De quién es esta casa – Va de padres

Ilustración con muchos tipos de casas

Lo planificas con meses de antelación, porque que tres parejas con hijos pequeños puedan quedar tranquilamente (= sin canalla) para el almuerzo es un reto logístico de primera magnitud.

Llegas de casa de los abuelos, de abandonarlo temporalmente la descendencia y te encuentras una casa que es la tuya, donde te has ido amoldando (tú a la casa, no al revés) poco a poco.

La comida está fuera, pero existe la posibilidad de que los cafés acaben siendo en casa.

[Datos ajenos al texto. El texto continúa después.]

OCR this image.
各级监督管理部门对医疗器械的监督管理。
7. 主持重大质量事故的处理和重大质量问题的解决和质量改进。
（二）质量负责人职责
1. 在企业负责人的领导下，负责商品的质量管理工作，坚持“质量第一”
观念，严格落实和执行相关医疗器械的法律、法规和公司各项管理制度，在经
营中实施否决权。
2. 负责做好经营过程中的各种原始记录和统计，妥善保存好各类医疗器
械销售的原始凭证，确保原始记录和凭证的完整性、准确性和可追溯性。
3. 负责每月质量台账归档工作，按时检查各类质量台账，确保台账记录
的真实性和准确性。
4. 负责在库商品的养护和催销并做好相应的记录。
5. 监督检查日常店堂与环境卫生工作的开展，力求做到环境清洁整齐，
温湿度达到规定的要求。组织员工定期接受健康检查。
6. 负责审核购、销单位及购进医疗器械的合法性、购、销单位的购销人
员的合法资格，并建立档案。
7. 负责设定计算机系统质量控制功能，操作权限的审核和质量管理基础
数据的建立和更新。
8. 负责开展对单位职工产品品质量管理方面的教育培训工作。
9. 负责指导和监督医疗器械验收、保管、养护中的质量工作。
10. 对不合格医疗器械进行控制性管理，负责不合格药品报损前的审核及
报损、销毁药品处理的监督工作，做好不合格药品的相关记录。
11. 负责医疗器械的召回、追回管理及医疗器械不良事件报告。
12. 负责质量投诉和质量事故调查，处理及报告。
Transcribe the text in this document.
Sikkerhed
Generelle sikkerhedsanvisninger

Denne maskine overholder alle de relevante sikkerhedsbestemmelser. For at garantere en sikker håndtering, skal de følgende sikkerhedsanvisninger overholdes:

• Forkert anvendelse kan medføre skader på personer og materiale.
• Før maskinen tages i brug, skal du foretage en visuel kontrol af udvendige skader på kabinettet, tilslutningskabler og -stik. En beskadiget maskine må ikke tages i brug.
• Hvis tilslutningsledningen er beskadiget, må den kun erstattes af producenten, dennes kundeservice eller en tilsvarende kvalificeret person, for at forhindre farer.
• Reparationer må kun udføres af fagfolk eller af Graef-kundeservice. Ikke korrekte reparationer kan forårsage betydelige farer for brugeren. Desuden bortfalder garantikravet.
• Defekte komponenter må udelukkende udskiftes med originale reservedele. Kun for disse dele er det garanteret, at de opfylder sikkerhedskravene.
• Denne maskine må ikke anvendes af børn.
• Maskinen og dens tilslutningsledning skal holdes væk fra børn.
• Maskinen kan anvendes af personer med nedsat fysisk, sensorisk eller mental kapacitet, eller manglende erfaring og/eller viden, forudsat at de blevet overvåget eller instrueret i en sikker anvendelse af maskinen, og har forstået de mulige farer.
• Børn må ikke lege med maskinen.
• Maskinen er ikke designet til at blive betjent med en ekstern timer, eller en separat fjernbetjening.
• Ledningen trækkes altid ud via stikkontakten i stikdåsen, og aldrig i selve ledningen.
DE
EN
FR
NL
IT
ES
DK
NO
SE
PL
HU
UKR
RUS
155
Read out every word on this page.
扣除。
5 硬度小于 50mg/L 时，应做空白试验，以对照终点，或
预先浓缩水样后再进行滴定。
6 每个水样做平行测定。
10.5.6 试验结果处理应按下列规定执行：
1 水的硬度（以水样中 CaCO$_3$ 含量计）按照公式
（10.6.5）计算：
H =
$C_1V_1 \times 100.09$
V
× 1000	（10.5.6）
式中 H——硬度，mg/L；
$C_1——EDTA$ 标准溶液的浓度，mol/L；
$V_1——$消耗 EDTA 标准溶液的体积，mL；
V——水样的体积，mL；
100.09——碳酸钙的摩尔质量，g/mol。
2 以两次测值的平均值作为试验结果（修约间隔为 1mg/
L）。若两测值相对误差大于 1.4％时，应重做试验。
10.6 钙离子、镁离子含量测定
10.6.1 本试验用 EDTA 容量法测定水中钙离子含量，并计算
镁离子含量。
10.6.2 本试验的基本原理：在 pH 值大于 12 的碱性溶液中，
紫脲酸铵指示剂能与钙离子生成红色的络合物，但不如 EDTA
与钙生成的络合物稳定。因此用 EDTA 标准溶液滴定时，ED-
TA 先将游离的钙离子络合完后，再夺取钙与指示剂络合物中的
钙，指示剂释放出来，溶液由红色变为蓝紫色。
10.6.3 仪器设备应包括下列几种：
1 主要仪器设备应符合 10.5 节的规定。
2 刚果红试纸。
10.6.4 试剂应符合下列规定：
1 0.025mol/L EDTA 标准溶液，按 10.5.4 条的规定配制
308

Así que piensas si no deberías dejarla un poco aparente. Ben puesta. No sólo limpia, sino ordenada. Agradable a la vista.

Quizá no hay que: somos amigos. Ya nos conocemos.

Pero piensas si al menos no deberías desactivar el campo de minas que son los rotuladores que han quedado medio perdidos – los demás están recogidos, pero siempre se medio-pierde alguno. O algún libro trampa que ha quedado medio enterrado entre los cojines para perforar la pelvis de alguien que inadvertidamente se ponga a sentarse sin mirar. O la proliferación de dibujos que han ido saturando todas las superficies de la casa, verticales y horizontales. O estabilizar el pilón de “tuppers” con juegos, juguetes y zarandajas diversas que puede caer en cualquier momento y aplastar quien haya osado sincronizar su paso con el evento de quiebra gravitacional. O las diez botellas de plástico y otros siete rollos vacíos de papel higiénico que hay sobre la mesa del comedor y que debemos guardar porque debemos reciclar (es decir, reutilizar) en lugar de tirar.

Me lo miro todo, con perspectiva (mucha perspectiva, porque el horizonte es amplísimo) y no sé ni por dónde empezar.

No es que la casa esté sucia (bueno, tampoco está para hacer experimentos de bioingeniería). No es que la casa esté desordenada (aunque Descartes tendría un cubrimiento sólo en entrar). Es que está diferente.

Al final se impone la realidad.

Cuando entren, si venimos a hacer el café en casa, abriendo la puerta, diré: “¿Qué, se nota que tenemos dos hijos, eh?” Y, si por esas cosas, se nos había acabado el tema de conversación, ya volveremos a tener uno. Que puede durar horas.